« Pandora Papers » : Quelques noms et beaucoup de questions…

Révélée le 4 octobre 2021, l'enquête sur les Pandora papers soulèvent de nombreuses interrogations © DR

Un roi, sept présidents et quatre premiers ministres en exercice. Des centaines de responsables politiques issus de plus de 90 pays. La liste des personnalités politiques qui apparaissent dans les « Pandora Papers » ressemble à un véritable catalogue à la Prévert. Pourtant, à peine rendues publiques, ces « révélations », basées sur 12 millions de documents confidentiels sur les paradis fiscaux obtenue par le Consortium international des journalistes d’investigation (ICIJ) et épluchée pendant plus d’un an par 150 médias internationaux, soulèvent déjà de nombreuses questions. Quitte à fortement amoindrir l’effet spectaculaire recherché en l’espèce. 

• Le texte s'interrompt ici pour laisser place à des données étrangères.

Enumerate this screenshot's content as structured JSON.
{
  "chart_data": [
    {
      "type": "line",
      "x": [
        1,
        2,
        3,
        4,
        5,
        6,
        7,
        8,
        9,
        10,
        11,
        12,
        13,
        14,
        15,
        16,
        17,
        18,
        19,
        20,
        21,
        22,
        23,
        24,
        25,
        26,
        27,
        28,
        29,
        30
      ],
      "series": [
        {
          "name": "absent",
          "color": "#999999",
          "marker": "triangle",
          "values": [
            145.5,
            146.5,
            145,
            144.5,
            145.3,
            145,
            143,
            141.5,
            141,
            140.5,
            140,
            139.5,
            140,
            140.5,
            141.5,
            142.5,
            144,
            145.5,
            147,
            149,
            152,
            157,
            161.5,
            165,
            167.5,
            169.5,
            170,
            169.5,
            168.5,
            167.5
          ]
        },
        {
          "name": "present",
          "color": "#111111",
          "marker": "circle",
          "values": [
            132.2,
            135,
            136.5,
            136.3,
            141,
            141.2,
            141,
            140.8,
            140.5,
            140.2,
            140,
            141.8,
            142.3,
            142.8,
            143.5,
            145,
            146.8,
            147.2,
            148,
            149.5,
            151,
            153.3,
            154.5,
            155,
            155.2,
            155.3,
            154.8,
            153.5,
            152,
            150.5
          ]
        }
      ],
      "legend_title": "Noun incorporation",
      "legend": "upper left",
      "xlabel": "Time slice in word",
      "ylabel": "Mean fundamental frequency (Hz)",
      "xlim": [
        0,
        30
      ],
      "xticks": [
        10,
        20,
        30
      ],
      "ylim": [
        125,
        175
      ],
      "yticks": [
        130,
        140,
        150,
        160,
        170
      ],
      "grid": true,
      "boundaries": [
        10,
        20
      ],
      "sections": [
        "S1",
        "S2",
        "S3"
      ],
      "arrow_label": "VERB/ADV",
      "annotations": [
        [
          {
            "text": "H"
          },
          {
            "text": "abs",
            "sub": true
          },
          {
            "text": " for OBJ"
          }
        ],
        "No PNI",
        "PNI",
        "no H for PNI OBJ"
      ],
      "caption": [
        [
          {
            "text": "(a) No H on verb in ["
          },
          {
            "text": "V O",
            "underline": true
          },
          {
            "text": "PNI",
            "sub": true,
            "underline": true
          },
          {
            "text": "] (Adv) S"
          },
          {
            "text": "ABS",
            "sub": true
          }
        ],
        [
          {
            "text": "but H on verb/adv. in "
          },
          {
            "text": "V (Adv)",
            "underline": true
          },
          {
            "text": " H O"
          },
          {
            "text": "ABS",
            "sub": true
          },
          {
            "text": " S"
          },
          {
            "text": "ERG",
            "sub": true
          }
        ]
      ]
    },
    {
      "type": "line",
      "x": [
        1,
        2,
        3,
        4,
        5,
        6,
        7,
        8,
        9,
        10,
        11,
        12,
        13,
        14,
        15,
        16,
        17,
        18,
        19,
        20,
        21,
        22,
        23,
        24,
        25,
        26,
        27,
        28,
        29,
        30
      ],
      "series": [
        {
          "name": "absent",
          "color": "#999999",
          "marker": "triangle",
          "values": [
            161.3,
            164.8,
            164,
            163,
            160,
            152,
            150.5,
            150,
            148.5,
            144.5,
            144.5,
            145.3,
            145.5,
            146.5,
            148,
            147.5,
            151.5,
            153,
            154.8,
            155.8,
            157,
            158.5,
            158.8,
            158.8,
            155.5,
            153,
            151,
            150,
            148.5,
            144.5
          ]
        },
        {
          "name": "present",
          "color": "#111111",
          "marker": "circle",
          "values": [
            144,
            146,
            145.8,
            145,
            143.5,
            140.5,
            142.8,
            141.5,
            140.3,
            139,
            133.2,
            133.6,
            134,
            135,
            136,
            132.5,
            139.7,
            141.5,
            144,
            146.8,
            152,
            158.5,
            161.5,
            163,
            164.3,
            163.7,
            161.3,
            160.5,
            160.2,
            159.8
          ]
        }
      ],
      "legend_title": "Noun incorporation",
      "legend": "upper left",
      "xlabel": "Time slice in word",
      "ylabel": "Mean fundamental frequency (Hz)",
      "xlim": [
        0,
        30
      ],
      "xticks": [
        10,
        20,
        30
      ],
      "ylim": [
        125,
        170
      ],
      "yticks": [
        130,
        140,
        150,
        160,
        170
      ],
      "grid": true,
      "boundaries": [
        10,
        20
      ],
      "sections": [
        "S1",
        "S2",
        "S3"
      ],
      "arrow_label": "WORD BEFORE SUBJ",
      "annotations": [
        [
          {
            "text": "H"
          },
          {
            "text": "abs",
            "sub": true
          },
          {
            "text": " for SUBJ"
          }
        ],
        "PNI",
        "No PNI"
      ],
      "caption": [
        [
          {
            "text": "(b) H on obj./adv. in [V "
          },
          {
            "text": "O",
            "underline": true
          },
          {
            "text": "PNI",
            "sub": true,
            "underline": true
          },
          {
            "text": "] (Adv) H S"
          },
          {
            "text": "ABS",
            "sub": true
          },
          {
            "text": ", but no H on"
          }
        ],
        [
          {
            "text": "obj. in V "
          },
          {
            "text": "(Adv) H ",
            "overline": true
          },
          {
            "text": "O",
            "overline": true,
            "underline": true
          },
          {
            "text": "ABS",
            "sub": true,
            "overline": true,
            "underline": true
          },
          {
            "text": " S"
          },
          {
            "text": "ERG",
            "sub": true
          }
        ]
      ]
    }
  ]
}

Immoral peut-être, mais pas illégal

La première question soulevée par ces Pandora Papers est la confusion – volontairement entretenue ? – sur le statut des faits allégués. Il s’agit ici de montages financiers organisés via des paradis fiscaux. Or, si chacun peut avoir sur la question son avis sur un plan moral, sur le strict plan du droit, de tels montages ne sont pas illicites. Ils sont même monnaies courantes pour des entreprises comme Google, Facebook ou autres, dont les services sont – sans doute – quotidiennement utilisés par les journalistes à l’origine de ces « révélations.

Optimisation fiscale et non détournements d’argent public

D’autre part, et c’est la deuxième confusion, il ne s’agit pas en l’espèce de détournements de fonds publics mais d’optimisation fiscale. Ici aussi, chacun peut avoir son avis sur le plan moral. Reste que sur le plan juridique, il n’y a pas d’irrégularité. D’ailleurs, les personnalités clouées aujourd’hui au pilori dans ces Pandora Papers ne font que ce que les multinationales, dont tout le monde consomme sans avoir à y redire les services et les produits, pratiquent depuis longtemps.

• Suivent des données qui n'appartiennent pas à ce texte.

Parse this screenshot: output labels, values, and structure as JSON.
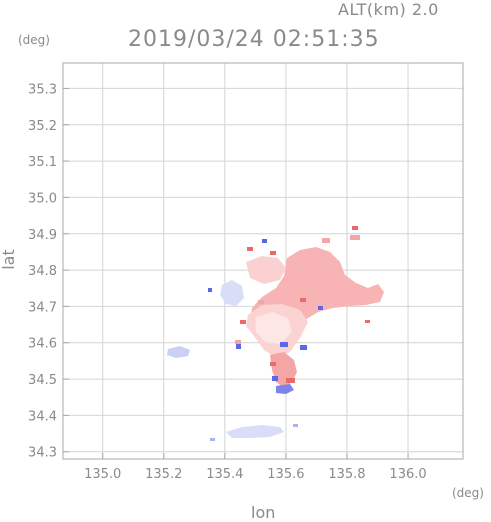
{
  "header": {
    "altitude": "ALT(km) 2.0",
    "timestamp": "2019/03/24 02:51:35"
  },
  "axes": {
    "x_unit": "(deg)",
    "y_unit": "(deg)",
    "x_label": "lon",
    "y_label": "lat",
    "x_ticks": [
      "135.0",
      "135.2",
      "135.4",
      "135.6",
      "135.8",
      "136.0"
    ],
    "y_ticks": [
      "35.3",
      "35.2",
      "35.1",
      "35.0",
      "34.9",
      "34.8",
      "34.7",
      "34.6",
      "34.5",
      "34.4",
      "34.3"
    ],
    "x_range": [
      134.87,
      136.18
    ],
    "y_range": [
      34.28,
      35.37
    ],
    "grid": true
  },
  "colors": {
    "axis": "#a8a8a8",
    "grid": "#d4d4d4",
    "text": "#8a8a8a",
    "positive": "#f7b3b3",
    "positive_strong": "#e86a6a",
    "negative": "#aab2f0",
    "negative_strong": "#5c66e8"
  }
}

Un deux poids deux mesures ? 

Autre interrogation soulevée par ces Pandora Papers, la surreprésentation des Africains, décidément une proie bien facile pour les médias occidentaux. Sur les 336 personnalités épinglées, 43 sont africaines – dix d’entre eux sont du Nigeria, pays le plus représenté, suivi par l’Angola avec neuf responsables politiques incriminés et cinq pour la Côte d’Ivoire -. Soit 12,8 % du total alors que le continent représente mois de 2 % du PIB mondial. Une disparité (la même que celle observée à la CPI…) qui laisse d’autant plus songeur que certaines zones du monde, où hommes politiques et d’affaires prospèrent, sont elles curieusement épargnées…

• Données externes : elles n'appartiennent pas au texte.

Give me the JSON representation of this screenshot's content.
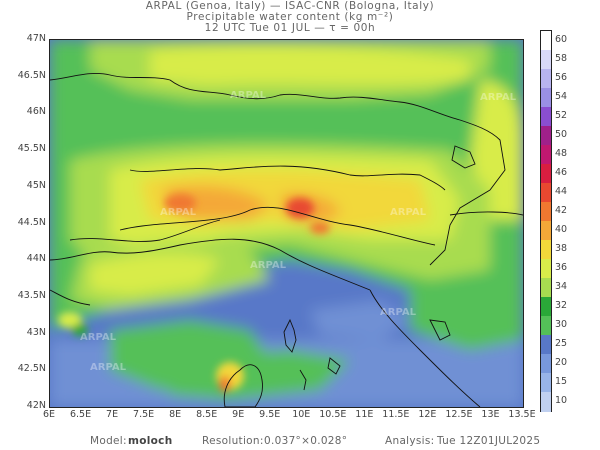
{
  "header": {
    "line1": "ARPAL (Genoa, Italy)  —  ISAC-CNR (Bologna, Italy)",
    "line2": "Precipitable water content (kg m⁻²)",
    "line3": "12 UTC Tue 01 JUL   —   τ = 00h"
  },
  "lat_ticks": [
    "47N",
    "46.5N",
    "46N",
    "45.5N",
    "45N",
    "44.5N",
    "44N",
    "43.5N",
    "43N",
    "42.5N",
    "42N"
  ],
  "lon_ticks": [
    "6E",
    "6.5E",
    "7E",
    "7.5E",
    "8E",
    "8.5E",
    "9E",
    "9.5E",
    "10E",
    "10.5E",
    "11E",
    "11.5E",
    "12E",
    "12.5E",
    "13E",
    "13.5E"
  ],
  "colorbar": {
    "labels": [
      "60",
      "58",
      "56",
      "54",
      "52",
      "50",
      "48",
      "46",
      "44",
      "42",
      "40",
      "38",
      "36",
      "34",
      "32",
      "30",
      "25",
      "20",
      "15",
      "10"
    ],
    "colors": [
      "#ffffff",
      "#d8d8f8",
      "#b8b4f0",
      "#9a90e4",
      "#8a4ed0",
      "#a0208a",
      "#c01870",
      "#d81e40",
      "#e84830",
      "#f07830",
      "#f4a838",
      "#f2d83a",
      "#d8ec4a",
      "#a8dc50",
      "#2aa838",
      "#54c058",
      "#5878c8",
      "#7898dc",
      "#98b4e8",
      "#c0d0f0"
    ]
  },
  "watermark": "ARPAL",
  "footer": {
    "model_label": "Model:",
    "model_value": "moloch",
    "resolution_label": "Resolution:",
    "resolution_value": "0.037°×0.028°",
    "analysis_label": "Analysis:",
    "analysis_value": "Tue 12Z01JUL2025"
  }
}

On s’acharne sur les uns, on épargne les autres

Dans la même veine, on peut également s’étonner quant aux critères choisis par les auteurs de « l’enquête » pour épingler leurs « victimes ». Dans le cas du Gabon, par exemple, pays cité parmi de nombreux autres, on peut s’étonner en particulier que le nom de Jean Ping, qui a fait toute sa carrière en politique à une époque où la transparence n’était pas autant de mise qu’aujourd’hui et qui est à la tête d’une fortune manifeste, n’y figure pas. Son statut d’opposant – fut-il acquis sur le tard – le protégerait-il ? Quoi qu’il en soit, de telles omissions sont de nature à semer le trouble sur les véritables motivations de ces « révélations ».

Un mélange de grains et d’ivraies

Enfin, sans être exhaustif, on peut également s’interroger sur le procédé consistant à mettre dans le même sac, pour le dire trivialement, des personnalités épinglées pour quelques centaines de milliers de dollars et d’autres qui le sont pour plusieurs dizaines de milliards de dollars. C’est le cas par exemple du Gabon où les montages pointaient du doigts sont minimes sur le plan financier par rapport à ceux mis à jour dans d’autres pays, comme au Congo-Brazzaville voisin par exemple.

En outre, il ressort clairement, dans le cas gabonais, que les sociétés utilisées n’ont « jamais servi de support à la moindre évasion fiscale, à la moindre transaction illicite, au moindre détournement de fonds publics, à la moindre activité illégale ». Les Pandora Papers ne décèlent rien, absolument rien, de tel.

Mais, et les auteurs de l’enquête le savent, qui prendra la peine de vérifier ? D’éplucher réellement les milliers de pages que constituent ces Pandora Papers ? La plupart des gens se contenteront de lire quelques tweets ou (pseudo-)articles sur internet et n’en retiendront que des bribes. En attendant, le mal est fait : la réputation de certaines personnalités s’en trouvent, largement à tort, ternie. Au fond, peut-être était-ce là le véritable objectif véritable de cette « enquête »…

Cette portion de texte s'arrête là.